This study included a total of 803 papers, and the records were exported as “plain text files.” The export format comprised “complete records and cited references,” and the files were saved in “download_txt” format.

Knowledge visualization analysis

This study employed CiteSpace, VOSviewer, and Microsoft Excel 2021 for quantitative and visual analysis.
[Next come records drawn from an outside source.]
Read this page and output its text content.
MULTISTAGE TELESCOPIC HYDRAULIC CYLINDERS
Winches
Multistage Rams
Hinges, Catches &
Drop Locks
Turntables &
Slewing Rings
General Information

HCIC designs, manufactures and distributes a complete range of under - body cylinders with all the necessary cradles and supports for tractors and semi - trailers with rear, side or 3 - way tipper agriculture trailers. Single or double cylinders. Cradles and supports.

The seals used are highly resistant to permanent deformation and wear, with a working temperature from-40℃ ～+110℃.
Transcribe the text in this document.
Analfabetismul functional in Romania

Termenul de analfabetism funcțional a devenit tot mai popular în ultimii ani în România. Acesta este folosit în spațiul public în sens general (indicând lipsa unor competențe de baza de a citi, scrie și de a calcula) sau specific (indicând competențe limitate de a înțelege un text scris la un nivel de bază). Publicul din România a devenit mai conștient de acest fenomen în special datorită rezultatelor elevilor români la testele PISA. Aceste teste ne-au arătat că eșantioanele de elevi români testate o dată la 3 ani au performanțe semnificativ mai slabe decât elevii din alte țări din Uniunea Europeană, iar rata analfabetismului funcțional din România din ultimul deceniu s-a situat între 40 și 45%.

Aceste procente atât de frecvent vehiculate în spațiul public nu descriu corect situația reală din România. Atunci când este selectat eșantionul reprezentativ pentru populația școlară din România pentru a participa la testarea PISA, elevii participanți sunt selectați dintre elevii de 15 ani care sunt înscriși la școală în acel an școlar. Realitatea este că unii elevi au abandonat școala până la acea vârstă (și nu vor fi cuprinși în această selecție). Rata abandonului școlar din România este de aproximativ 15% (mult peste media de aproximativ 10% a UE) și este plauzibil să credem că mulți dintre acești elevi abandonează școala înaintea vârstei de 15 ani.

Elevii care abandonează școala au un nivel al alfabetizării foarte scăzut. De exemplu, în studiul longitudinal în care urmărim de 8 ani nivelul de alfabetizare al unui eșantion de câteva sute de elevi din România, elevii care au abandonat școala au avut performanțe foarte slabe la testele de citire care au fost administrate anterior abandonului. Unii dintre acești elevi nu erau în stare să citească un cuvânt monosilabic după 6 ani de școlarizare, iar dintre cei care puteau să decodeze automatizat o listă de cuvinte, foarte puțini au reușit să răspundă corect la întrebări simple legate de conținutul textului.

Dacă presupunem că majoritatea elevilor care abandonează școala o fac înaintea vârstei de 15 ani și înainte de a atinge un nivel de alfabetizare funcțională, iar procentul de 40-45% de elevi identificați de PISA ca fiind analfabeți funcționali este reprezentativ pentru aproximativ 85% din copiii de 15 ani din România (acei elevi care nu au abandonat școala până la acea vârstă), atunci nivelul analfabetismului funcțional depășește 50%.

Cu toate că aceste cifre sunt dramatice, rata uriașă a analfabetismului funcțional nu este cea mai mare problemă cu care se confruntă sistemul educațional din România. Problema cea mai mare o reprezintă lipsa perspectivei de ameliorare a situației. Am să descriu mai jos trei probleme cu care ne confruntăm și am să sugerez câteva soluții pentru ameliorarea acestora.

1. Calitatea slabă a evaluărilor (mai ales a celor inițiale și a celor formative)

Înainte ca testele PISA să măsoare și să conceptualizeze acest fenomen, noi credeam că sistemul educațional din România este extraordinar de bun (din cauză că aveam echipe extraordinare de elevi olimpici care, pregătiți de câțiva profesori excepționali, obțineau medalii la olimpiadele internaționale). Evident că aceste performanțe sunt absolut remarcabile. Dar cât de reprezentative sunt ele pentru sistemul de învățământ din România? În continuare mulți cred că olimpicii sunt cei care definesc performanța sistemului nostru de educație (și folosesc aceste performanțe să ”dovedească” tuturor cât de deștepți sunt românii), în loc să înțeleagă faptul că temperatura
VOSviewer, a tool for analyzing key information from a substantial number of publications, was utilized to construct collaborative, co-citation, and co-occurrence networks (18). Node size in these networks indicates the number of publications, line width represents the strength of relationships, and node color signifies distinct clusters or cycles. CiteSpace, focusing on the fundamental analysis of scientific literature, serves as a visual analytics tool expanding into the realms of data visualization and scientometrics. In this study, CiteSpace was employed to generate knowledge networks, citation paths, and to detect bursts in references and keywords (19). Evaluation metrics included citation bursts, co-citation citation clustering networks, and keyword bursts. The emergence of keyword bursts or citations implies frequent appearance or citation over time, signifying topics that have garnered significant attention from researchers. As such, these bursts can be considered research hotspots or frontiers (20). Leveraging these indicators, crucial topics, recent advancements, and emerging trends in the field were effectively identified.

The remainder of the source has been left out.